W La Placie nie udźwignęli presji mimo szybkiego wyjścia na prowadzenie za sprawą Fabiána Bordgaraya, który zdobył już ósmego gola podczas Torneo de Transición i na wtór jest samodzielnym najskuteczniejszym snajperem ligi. Otworzył wynik bezpośrednim mocnym uderzeniem w samo okienko sprzed piątego metra, a asystował mu z ubocza Eugenio Isnaldo.

Kilkanaście minut później Lucas Viatri wyrównał straty. Skierował futbolówkę z najbliższej odległości do pustej bramki, dzięki kapitalnemu niskiemu dośrodkowaniu ze skrzydła od Augusto Solariego. Nominalnie rezerwowy napastnik Estudiantes, ale to już jego drugie trafienie w czwartym spotkaniu dla nich.

Szczyt kuriozum nastąpił tuż przed przerwą. W doliczonym czasie pierwszej części nieudane podanie do tyłu Alexandra Barbozy, którego nie zdążył przejąć bramkarz Pablo Santillo. Dar od losu skrzętnie wykorzystał asystent przy pierwszym trafieniu dla „Estu”, czyli Augusto Solari – jego pierwszy oficjalny gol dla laplateńczyków, ale udział przy akcjach bramkowych tej drużyny bierze często.

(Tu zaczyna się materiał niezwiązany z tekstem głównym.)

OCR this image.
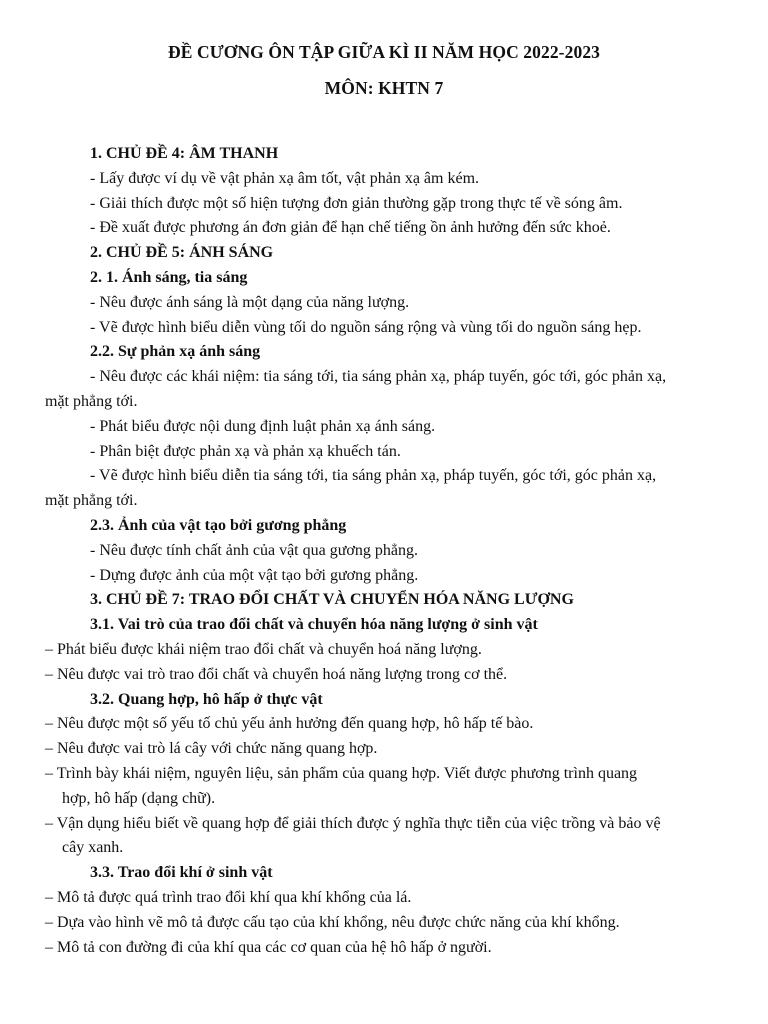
ĐỀ CƯƠNG ÔN TẬP GIỮA KÌ II NĂM HỌC 2022-2023
MÔN: KHTN 7
1. CHỦ ĐỀ 4: ÂM THANH
- Lấy được ví dụ về vật phản xạ âm tốt, vật phản xạ âm kém.
- Giải thích được một số hiện tượng đơn giản thường gặp trong thực tế về sóng âm.
- Đề xuất được phương án đơn giản để hạn chế tiếng ồn ảnh hưởng đến sức khoẻ.
2. CHỦ ĐỀ 5: ÁNH SÁNG
2. 1. Ánh sáng, tia sáng
- Nêu được ánh sáng là một dạng của năng lượng.
- Vẽ được hình biểu diễn vùng tối do nguồn sáng rộng và vùng tối do nguồn sáng hẹp.
2.2. Sự phản xạ ánh sáng
- Nêu được các khái niệm: tia sáng tới, tia sáng phản xạ, pháp tuyến, góc tới, góc phản xạ,
mặt phẳng tới.
- Phát biểu được nội dung định luật phản xạ ánh sáng.
- Phân biệt được phản xạ và phản xạ khuếch tán.
- Vẽ được hình biểu diễn tia sáng tới, tia sáng phản xạ, pháp tuyến, góc tới, góc phản xạ,
mặt phẳng tới.
2.3. Ảnh của vật tạo bởi gương phẳng
- Nêu được tính chất ảnh của vật qua gương phẳng.
- Dựng được ảnh của một vật tạo bởi gương phẳng.
3. CHỦ ĐỀ 7: TRAO ĐỔI CHẤT VÀ CHUYỂN HÓA NĂNG LƯỢNG
3.1. Vai trò của trao đổi chất và chuyển hóa năng lượng ở sinh vật
– Phát biểu được khái niệm trao đổi chất và chuyển hoá năng lượng.
– Nêu được vai trò trao đổi chất và chuyển hoá năng lượng trong cơ thể.
3.2. Quang hợp, hô hấp ở thực vật
– Nêu được một số yếu tố chủ yếu ảnh hưởng đến quang hợp, hô hấp tế bào.
– Nêu được vai trò lá cây với chức năng quang hợp.
– Trình bày khái niệm, nguyên liệu, sản phẩm của quang hợp. Viết được phương trình quang
hợp, hô hấp (dạng chữ).
– Vận dụng hiểu biết về quang hợp để giải thích được ý nghĩa thực tiễn của việc trồng và bảo vệ
cây xanh.
3.3. Trao đổi khí ở sinh vật
– Mô tả được quá trình trao đổi khí qua khí khổng của lá.
– Dựa vào hình vẽ mô tả được cấu tạo của khí khổng, nêu được chức năng của khí khổng.
– Mô tả con đường đi của khí qua các cơ quan của hệ hô hấp ở người.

To świetny skrzydłowy na standardy „Los Pincharratas”. Myślę, że prezes Juan Sebastián Verón pomyśli o wykupieniu go z River Plate po zakończeniu tego roku.

Defensa y Justicia ma ostatnio strasznego pecha do frajersko utraconych bramek. Tydzień temu zły wykop Gabriela Ariasa, który spowodował absurdalnego gola Cristiana Espinozy dla Huracánu, a teraz taka gafa defensora „Sokołów”.

Kwadrans po zamianie połowami DyJ powinna była wyrównać, ale ich lewy defensor Rafael Delgado nie zdołał trafić na pustą bramkę z najbliższej odległości. Nota bene zaznaczmy, iż Delgado aktualnie jest wypożyczony do dzielnicy Florencio Varela właśnie z Estudiantes – może zwyczajnie nie chciał zadawać ciosu swej nominalnej drużynie…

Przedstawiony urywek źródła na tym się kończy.